Now my mission is not to cure her, but to enable her. I want her to thrive not just survive with autism. She is who she is. She’s bright and sweet and will charm you silly with bright eyes that can see directly into your soul. She’s playful and cunning and will effortlessly manipulate you until all of a sudden you realize you’ve been completely had. She’s very strong willed, which is autism parent speak for a tantrum throwing titan.

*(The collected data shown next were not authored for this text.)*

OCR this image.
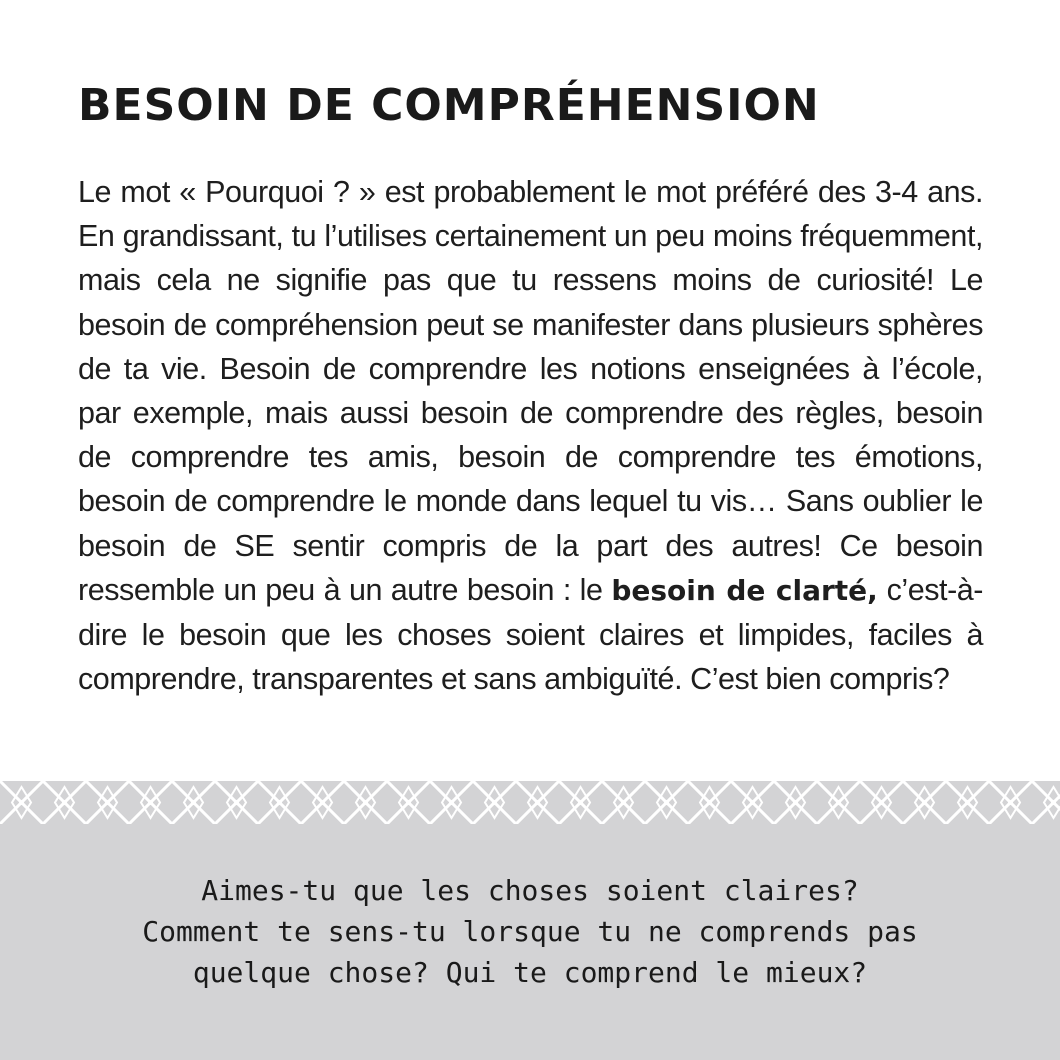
BESOIN DE COMPRÉHENSION

Le mot « Pourquoi ? » est probablement le mot préféré des 3-4 ans. En grandissant, tu l’utilises certainement un peu moins fréquemment, mais cela ne signifie pas que tu ressens moins de curiosité! Le besoin de compréhension peut se manifester dans plusieurs sphères de ta vie. Besoin de comprendre les notions enseignées à l’école, par exemple, mais aussi besoin de comprendre des règles, besoin de comprendre tes amis, besoin de comprendre tes émotions, besoin de comprendre le monde dans lequel tu vis… Sans oublier le besoin de SE sentir compris de la part des autres! Ce besoin ressemble un peu à un autre besoin : le besoin de clarté, c’est-à-dire le besoin que les choses soient claires et limpides, faciles à comprendre, transparentes et sans ambiguïté. C’est bien compris?

Aimes-tu que les choses soient claires?
Comment te sens-tu lorsque tu ne comprends pas
quelque chose? Qui te comprend le mieux?
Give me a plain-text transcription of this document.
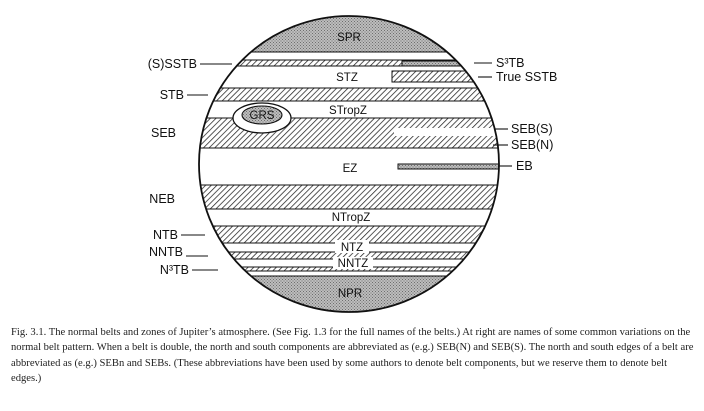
SPR
STZ
GRS	STropZ
EZ
NTropZ
NTZ
NNTZ
NPR
(S)SSTB
STB
SEB
NEB
NTB
NNTB
N³TB
S³TB
True SSTB
SEB(S)
SEB(N)
EB

Fig. 3.1. The normal belts and zones of Jupiter’s atmosphere. (See Fig. 1.3 for the full names of the belts.) At right are names of some common variations on the normal belt pattern. When a belt is double, the north and south components are abbreviated as (e.g.) SEB(N) and SEB(S). The north and south edges of a belt are abbreviated as (e.g.) SEBn and SEBs. (These abbreviations have been used by some authors to denote belt components, but we reserve them to denote belt edges.)
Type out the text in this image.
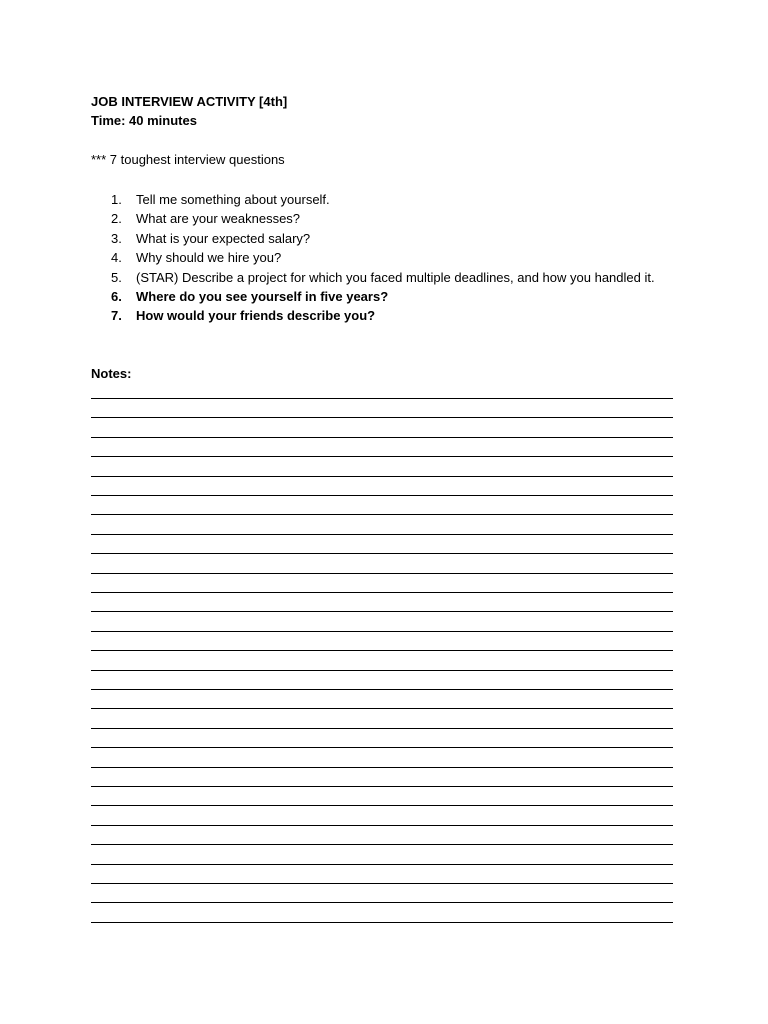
JOB INTERVIEW ACTIVITY [4th]
Time: 40 minutes
*** 7 toughest interview questions
1. Tell me something about yourself.
2. What are your weaknesses?
3. What is your expected salary?
4. Why should we hire you?
5. (STAR) Describe a project for which you faced multiple deadlines, and how you handled it.
6. Where do you see yourself in five years?
7. How would your friends describe you?
Notes:
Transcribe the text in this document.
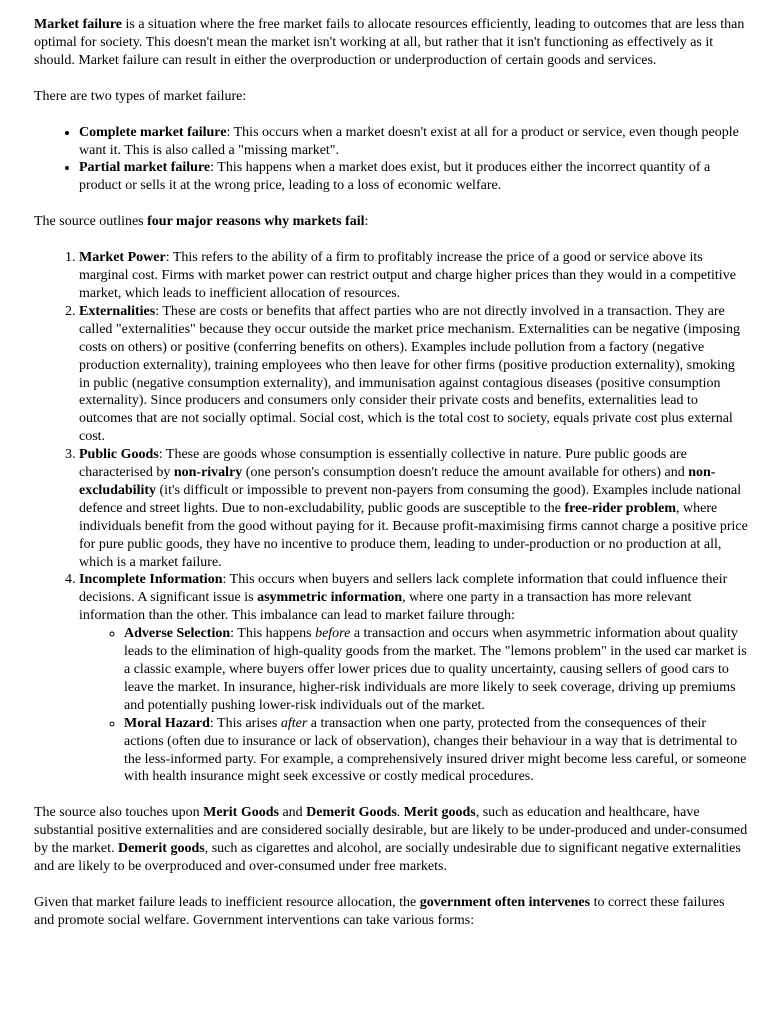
Market failure is a situation where the free market fails to allocate resources efficiently, leading to outcomes that are less than optimal for society. This doesn't mean the market isn't working at all, but rather that it isn't functioning as effectively as it should. Market failure can result in either the overproduction or underproduction of certain goods and services.

There are two types of market failure:

• Complete market failure: This occurs when a market doesn't exist at all for a product or service, even though people want it. This is also called a "missing market".
• Partial market failure: This happens when a market does exist, but it produces either the incorrect quantity of a product or sells it at the wrong price, leading to a loss of economic welfare.

The source outlines four major reasons why markets fail:

1. Market Power: This refers to the ability of a firm to profitably increase the price of a good or service above its marginal cost. Firms with market power can restrict output and charge higher prices than they would in a competitive market, which leads to inefficient allocation of resources.
2. Externalities: These are costs or benefits that affect parties who are not directly involved in a transaction. They are called "externalities" because they occur outside the market price mechanism. Externalities can be negative (imposing costs on others) or positive (conferring benefits on others). Examples include pollution from a factory (negative production externality), training employees who then leave for other firms (positive production externality), smoking in public (negative consumption externality), and immunisation against contagious diseases (positive consumption externality). Since producers and consumers only consider their private costs and benefits, externalities lead to outcomes that are not socially optimal. Social cost, which is the total cost to society, equals private cost plus external cost.
3. Public Goods: These are goods whose consumption is essentially collective in nature. Pure public goods are characterised by non-rivalry (one person's consumption doesn't reduce the amount available for others) and non-excludability (it's difficult or impossible to prevent non-payers from consuming the good). Examples include national defence and street lights. Due to non-excludability, public goods are susceptible to the free-rider problem, where individuals benefit from the good without paying for it. Because profit-maximising firms cannot charge a positive price for pure public goods, they have no incentive to produce them, leading to under-production or no production at all, which is a market failure.
4. Incomplete Information: This occurs when buyers and sellers lack complete information that could influence their decisions. A significant issue is asymmetric information, where one party in a transaction has more relevant information than the other. This imbalance can lead to market failure through:
◦ Adverse Selection: This happens before a transaction and occurs when asymmetric information about quality leads to the elimination of high-quality goods from the market. The "lemons problem" in the used car market is a classic example, where buyers offer lower prices due to quality uncertainty, causing sellers of good cars to leave the market. In insurance, higher-risk individuals are more likely to seek coverage, driving up premiums and potentially pushing lower-risk individuals out of the market.
◦ Moral Hazard: This arises after a transaction when one party, protected from the consequences of their actions (often due to insurance or lack of observation), changes their behaviour in a way that is detrimental to the less-informed party. For example, a comprehensively insured driver might become less careful, or someone with health insurance might seek excessive or costly medical procedures.

The source also touches upon Merit Goods and Demerit Goods. Merit goods, such as education and healthcare, have substantial positive externalities and are considered socially desirable, but are likely to be under-produced and under-consumed by the market. Demerit goods, such as cigarettes and alcohol, are socially undesirable due to significant negative externalities and are likely to be overproduced and over-consumed under free markets.

Given that market failure leads to inefficient resource allocation, the government often intervenes to correct these failures and promote social welfare. Government interventions can take various forms:
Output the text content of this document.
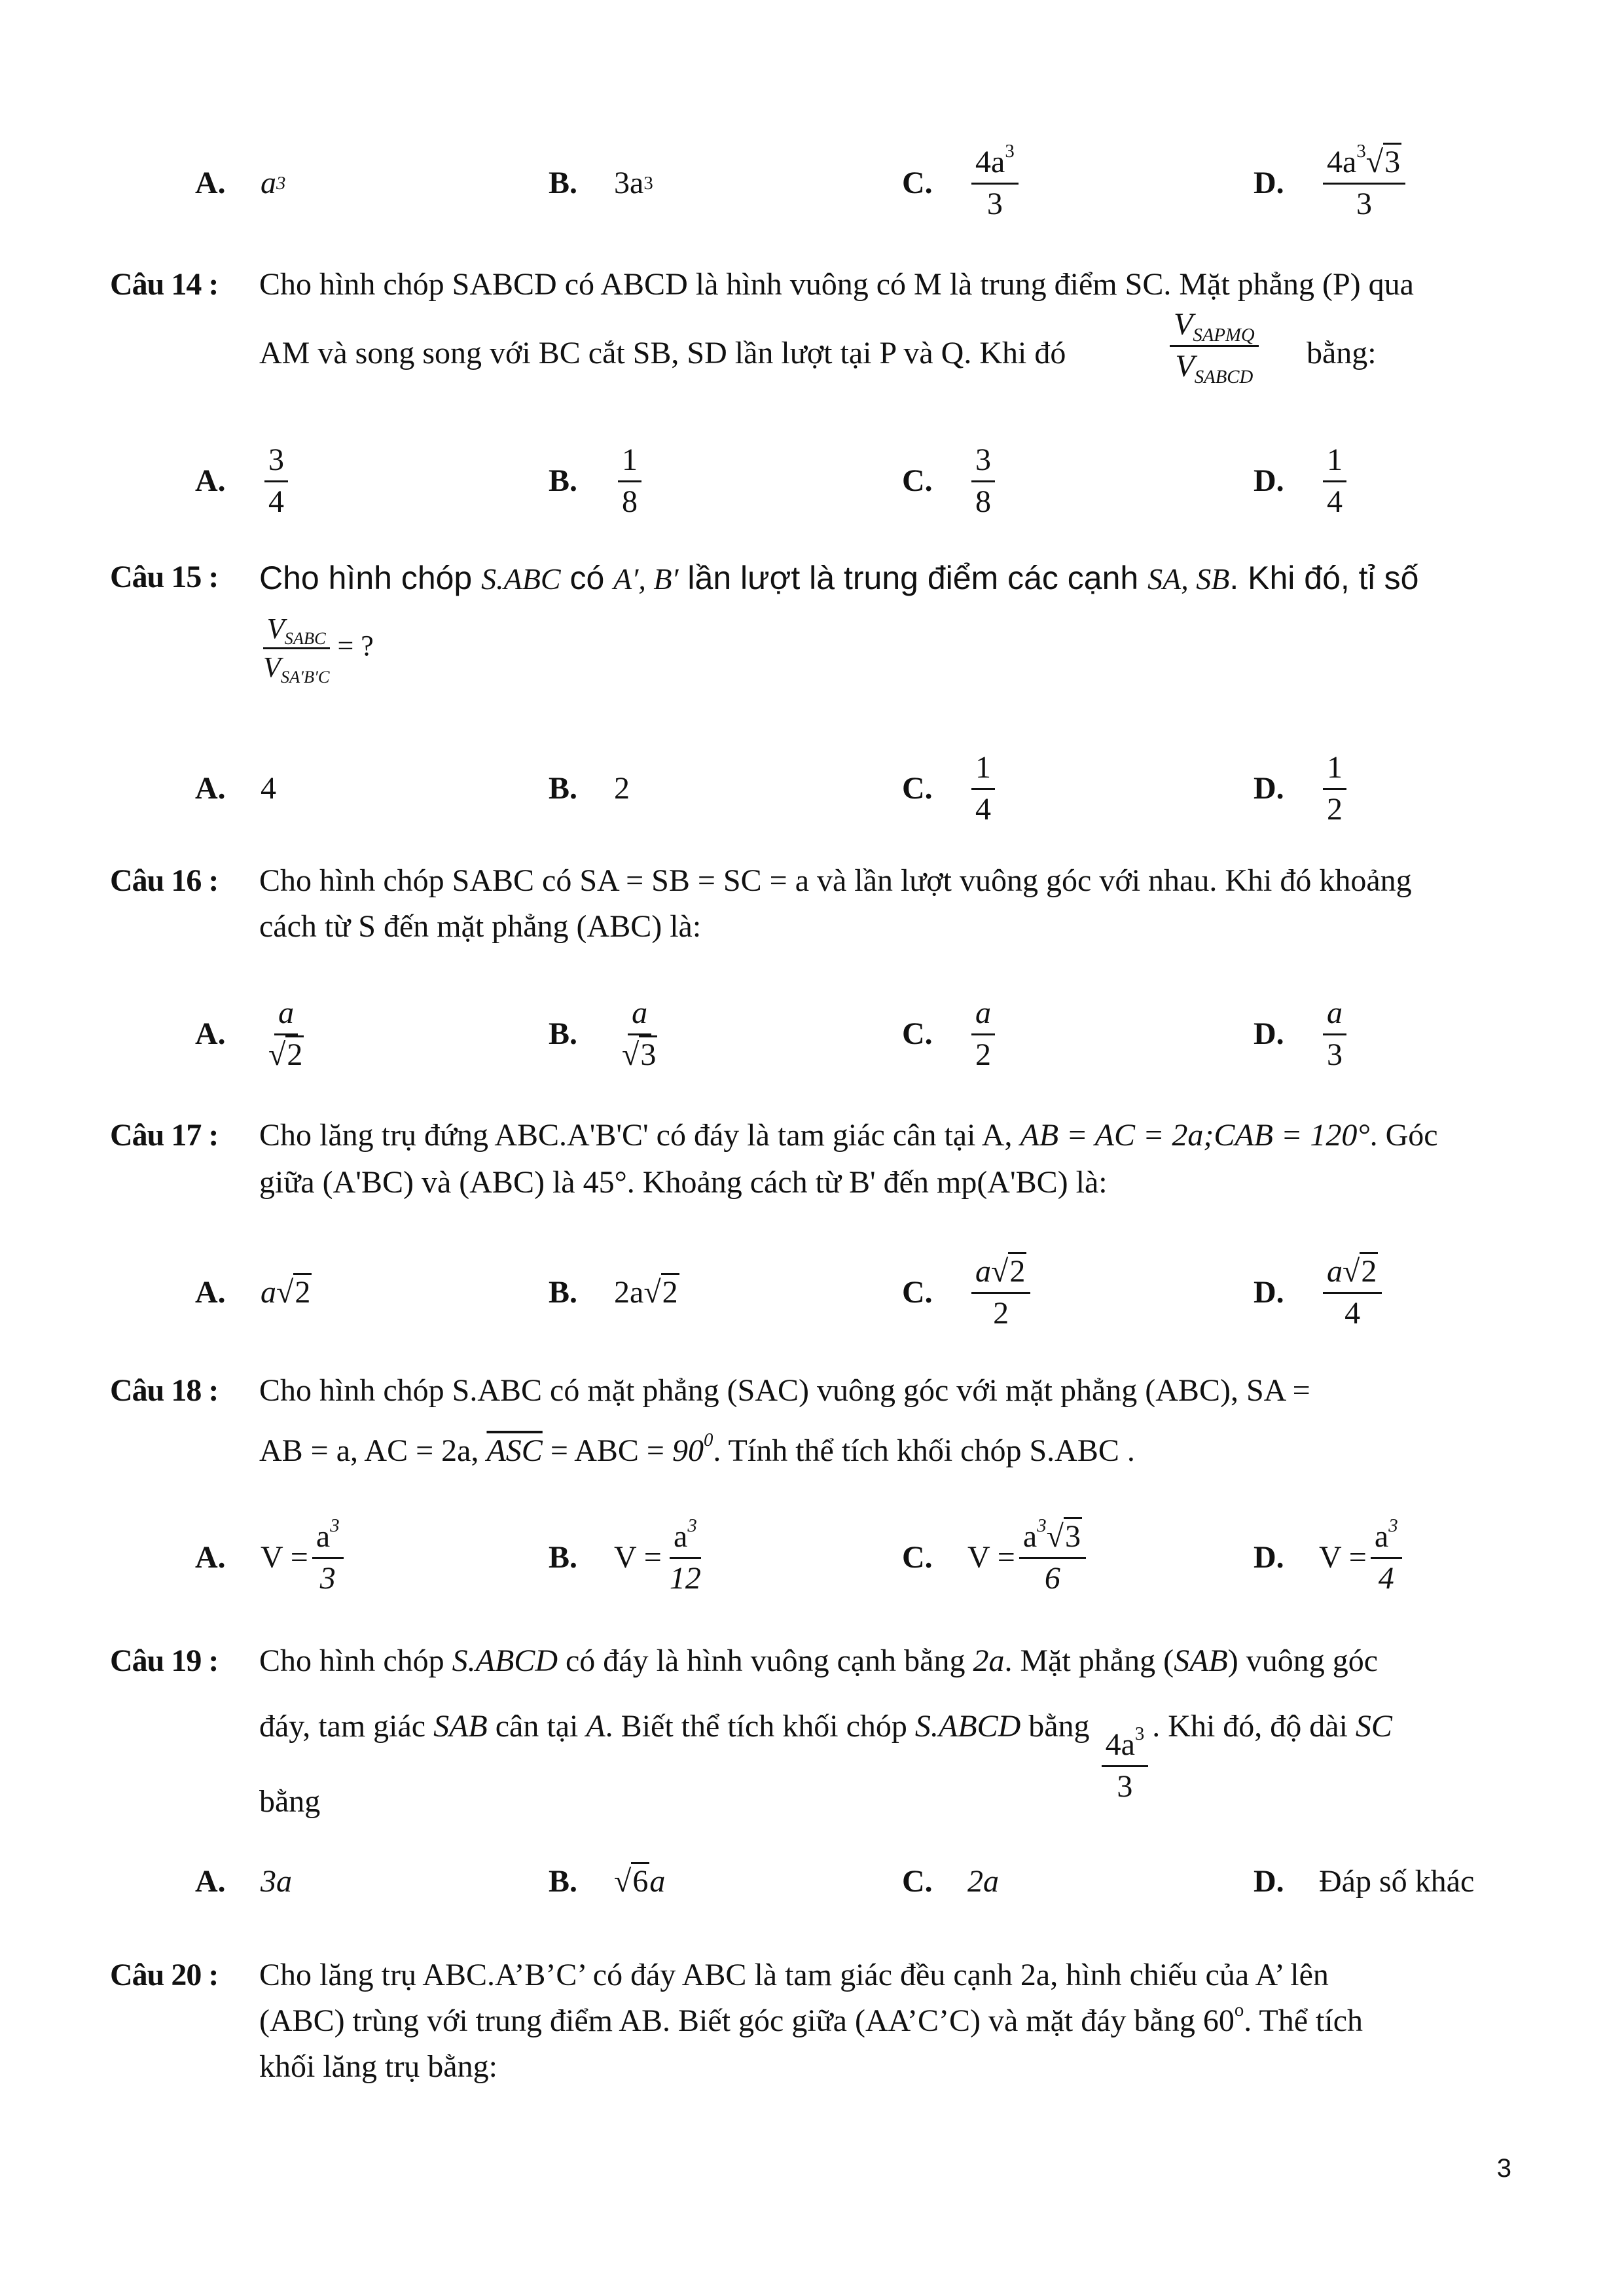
A.	a 3	B.	3a 3	C.	$\frac{4a^3}{3}$	D.	$\frac{4a^3√3}{3}$
Câu 14 : Cho hình chóp SABCD có ABCD là hình vuông có M là trung điểm SC. Mặt phẳng (P) qua
AM và song song với BC cắt SB, SD lần lượt tại P và Q. Khi đó
$V_{SAPMQ}$
$V_{SABCD}$
bằng:
A.	$\frac{3}{4}$	B.	$\frac{1}{8}$	C.	$\frac{3}{8}$	D.	$\frac{1}{4}$
Câu 15 : Cho hình chóp S.ABC có A′, B′ lần lượt là trung điểm các cạnh SA, SB. Khi đó, tỉ số
$\frac{V_{SABC}}{V_{SA'B'C}}$ = ?
A.	4	B.	2	C.	$\frac{1}{4}$	D.	$\frac{1}{2}$
Câu 16 : Cho hình chóp SABC có SA = SB = SC = a và lần lượt vuông góc với nhau. Khi đó khoảng
cách từ S đến mặt phẳng (ABC) là:
A.	$\frac{a}{√2}$	B.	$\frac{a}{√3}$	C.	$\frac{a}{2}$	D.	$\frac{a}{3}$
Câu 17 : Cho lăng trụ đứng ABC.A'B'C' có đáy là tam giác cân tại A, AB = AC = 2a;CAB = 120°. Góc
giữa (A'BC) và (ABC) là 45°. Khoảng cách từ B' đến mp(A'BC) là:
A.	a √2	B.	2a √2	C.	$\frac{a√2}{2}$	D.	$\frac{a√2}{4}$
Câu 18 : Cho hình chóp S.ABC có mặt phẳng (SAC) vuông góc với mặt phẳng (ABC), SA =
AB = a, AC = 2a, $\overline{ASC}$ = ABC = $90^0$. Tính thể tích khối chóp S.ABC .
A.	$V = \frac{a^3}{3}$	B.	$V = \frac{a^3}{12}$	C.	$V = \frac{a^3√3}{6}$	D.	$V = \frac{a^3}{4}$
Câu 19 : Cho hình chóp S.ABCD có đáy là hình vuông cạnh bằng 2a. Mặt phẳng (SAB) vuông góc
đáy, tam giác SAB cân tại A. Biết thể tích khối chóp S.ABCD bằng
$\frac{4a^3}{3}$
. Khi đó, độ dài SC
bằng
A.	3a	B.	√6 a	C.	2a	D.	Đáp số khác
Câu 20 : Cho lăng trụ ABC.A’B’C’ có đáy ABC là tam giác đều cạnh 2a, hình chiếu của A’ lên
(ABC) trùng với trung điểm AB. Biết góc giữa (AA’C’C) và mặt đáy bằng 60$^o$. Thể tích
khối lăng trụ bằng:
3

She stims and perseverates and has pretty significant sensory issues and she is the definition of that old saying “give an inch, take a mile” and she does it with a smile and a bat of those eyelashes that I’m so jealous of. She wants to please, but on her terms, and honestly, shouldn’t we should all be a little more like that? That’s the funny thing about my Kenzie, she teaches me so much by just being who she is. I have learned that you will find people who love you and your family just as they are. She is unabashedly Mackenzie. She is my daughter and she is amazing. I love her and I have every faith that everything is going to be okay. I have to. I have no choice.